Immunogenicity of a single dose mRNA vaccine in SARS-CoV-2 exposed subjects: A systematic review
Keywords:Immunity, SARS-CoV-2, Vaccination, COVID-19, mRNA
Background: The novel coronavirus is quickly spreading and mutating, putting the public health and lifestyle in shambles. The development and approval of mRNA vaccines came up as a breakthrough. The breadth of immune response after a single-dose vaccination in the already infected population is discovered for understanding the hybrid immunity and side effects associated with second dose. Administering a single-dose vaccine to the seropositive population can spare the doses for the population at higher risk.
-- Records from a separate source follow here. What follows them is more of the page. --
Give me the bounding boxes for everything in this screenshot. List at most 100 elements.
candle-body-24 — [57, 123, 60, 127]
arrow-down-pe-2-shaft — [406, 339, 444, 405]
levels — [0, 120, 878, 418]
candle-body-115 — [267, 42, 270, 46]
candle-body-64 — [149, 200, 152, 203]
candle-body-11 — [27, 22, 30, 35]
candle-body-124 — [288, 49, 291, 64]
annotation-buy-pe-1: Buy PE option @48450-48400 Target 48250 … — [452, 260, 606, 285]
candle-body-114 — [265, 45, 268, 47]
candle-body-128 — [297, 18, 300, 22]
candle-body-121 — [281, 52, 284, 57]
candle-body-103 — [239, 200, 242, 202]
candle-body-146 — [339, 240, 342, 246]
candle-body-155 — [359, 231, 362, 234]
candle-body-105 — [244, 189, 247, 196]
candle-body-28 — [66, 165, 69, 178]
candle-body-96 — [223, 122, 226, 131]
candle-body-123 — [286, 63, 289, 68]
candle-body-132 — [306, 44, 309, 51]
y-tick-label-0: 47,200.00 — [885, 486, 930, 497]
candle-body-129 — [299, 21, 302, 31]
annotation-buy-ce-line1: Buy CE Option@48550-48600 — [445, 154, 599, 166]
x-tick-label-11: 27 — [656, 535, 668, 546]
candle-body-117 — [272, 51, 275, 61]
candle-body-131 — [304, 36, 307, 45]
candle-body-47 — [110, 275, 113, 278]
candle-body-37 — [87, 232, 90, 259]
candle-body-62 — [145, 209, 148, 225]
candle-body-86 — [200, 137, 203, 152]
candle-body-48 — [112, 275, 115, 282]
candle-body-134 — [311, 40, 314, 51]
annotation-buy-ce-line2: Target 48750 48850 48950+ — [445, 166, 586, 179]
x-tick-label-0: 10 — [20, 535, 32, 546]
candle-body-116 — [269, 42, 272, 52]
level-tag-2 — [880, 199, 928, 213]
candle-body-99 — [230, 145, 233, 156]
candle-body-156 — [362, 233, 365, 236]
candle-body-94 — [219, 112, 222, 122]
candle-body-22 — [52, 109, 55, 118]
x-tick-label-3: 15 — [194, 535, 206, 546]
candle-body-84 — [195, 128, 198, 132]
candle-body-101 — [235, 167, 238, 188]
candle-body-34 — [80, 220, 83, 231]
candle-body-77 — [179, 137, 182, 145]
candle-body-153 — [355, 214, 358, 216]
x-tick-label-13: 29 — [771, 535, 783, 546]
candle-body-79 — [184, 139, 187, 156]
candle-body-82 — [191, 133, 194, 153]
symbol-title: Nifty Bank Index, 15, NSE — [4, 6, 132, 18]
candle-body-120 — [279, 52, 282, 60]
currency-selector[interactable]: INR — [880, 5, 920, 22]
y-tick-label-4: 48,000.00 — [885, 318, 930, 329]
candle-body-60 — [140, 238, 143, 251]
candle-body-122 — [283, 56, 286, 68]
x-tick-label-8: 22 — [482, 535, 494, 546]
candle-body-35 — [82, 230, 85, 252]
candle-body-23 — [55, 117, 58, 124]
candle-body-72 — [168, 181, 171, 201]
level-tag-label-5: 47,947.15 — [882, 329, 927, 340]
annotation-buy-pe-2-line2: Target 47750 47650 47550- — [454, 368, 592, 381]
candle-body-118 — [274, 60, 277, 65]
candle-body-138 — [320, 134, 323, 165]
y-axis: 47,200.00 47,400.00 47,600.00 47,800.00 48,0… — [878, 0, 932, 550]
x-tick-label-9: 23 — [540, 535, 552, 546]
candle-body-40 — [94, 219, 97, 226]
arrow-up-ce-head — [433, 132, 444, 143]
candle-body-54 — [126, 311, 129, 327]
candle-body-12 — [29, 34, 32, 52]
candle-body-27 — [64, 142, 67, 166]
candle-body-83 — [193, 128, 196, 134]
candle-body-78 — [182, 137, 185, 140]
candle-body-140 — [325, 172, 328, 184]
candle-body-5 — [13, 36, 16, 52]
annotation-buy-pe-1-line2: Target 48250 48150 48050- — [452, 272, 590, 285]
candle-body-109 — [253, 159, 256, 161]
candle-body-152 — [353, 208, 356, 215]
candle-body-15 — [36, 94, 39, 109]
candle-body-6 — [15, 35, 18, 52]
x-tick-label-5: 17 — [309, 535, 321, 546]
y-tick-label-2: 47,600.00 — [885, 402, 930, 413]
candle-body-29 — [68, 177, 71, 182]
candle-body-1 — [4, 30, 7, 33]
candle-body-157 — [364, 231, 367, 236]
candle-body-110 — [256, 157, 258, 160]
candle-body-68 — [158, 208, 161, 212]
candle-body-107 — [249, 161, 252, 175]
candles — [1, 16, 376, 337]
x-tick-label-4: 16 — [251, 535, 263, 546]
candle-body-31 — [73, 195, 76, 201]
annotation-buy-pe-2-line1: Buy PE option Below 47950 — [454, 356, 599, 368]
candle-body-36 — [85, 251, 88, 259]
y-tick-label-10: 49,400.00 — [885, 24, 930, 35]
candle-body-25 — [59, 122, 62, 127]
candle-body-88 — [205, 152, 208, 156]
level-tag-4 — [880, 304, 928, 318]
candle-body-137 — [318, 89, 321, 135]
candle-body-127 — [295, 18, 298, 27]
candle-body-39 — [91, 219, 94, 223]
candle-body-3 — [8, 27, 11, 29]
Methods: PubMed, Web of Science, Google scholar, medRxiv and Cochrane library were explored to extract the original data on the efficacy of single-dose mRNA vaccines in seropositive subjects. The Cochrane risk of bias tool was used to assess the risk of bias in the studies.
Results: 6 studies evaluating the immunogenicity of single-dose mRNA vaccine were incorporated along with some observational studies and literature. These studies present promising evidence for administering only single-dose mRNA vaccine in seropositive subjects, providing biphasic immune response of higher breadth and duration.
Limitations: Most studies had a small sample size, did not correlate the results with higher age groups, with potential risk factors and the percentage of individuals who contracted breakthrough infections.
Conclusions: Single-dose mRNA vaccine can be immunogenic and protective enough for already seropositive population by increasing the number of Spike protein-specific memory B-cells. Vaccination schedules based on existing anti-body titers in such individuals can spare doses for vulnerable groups, especially when there is limited production and supply of vaccines worldwide.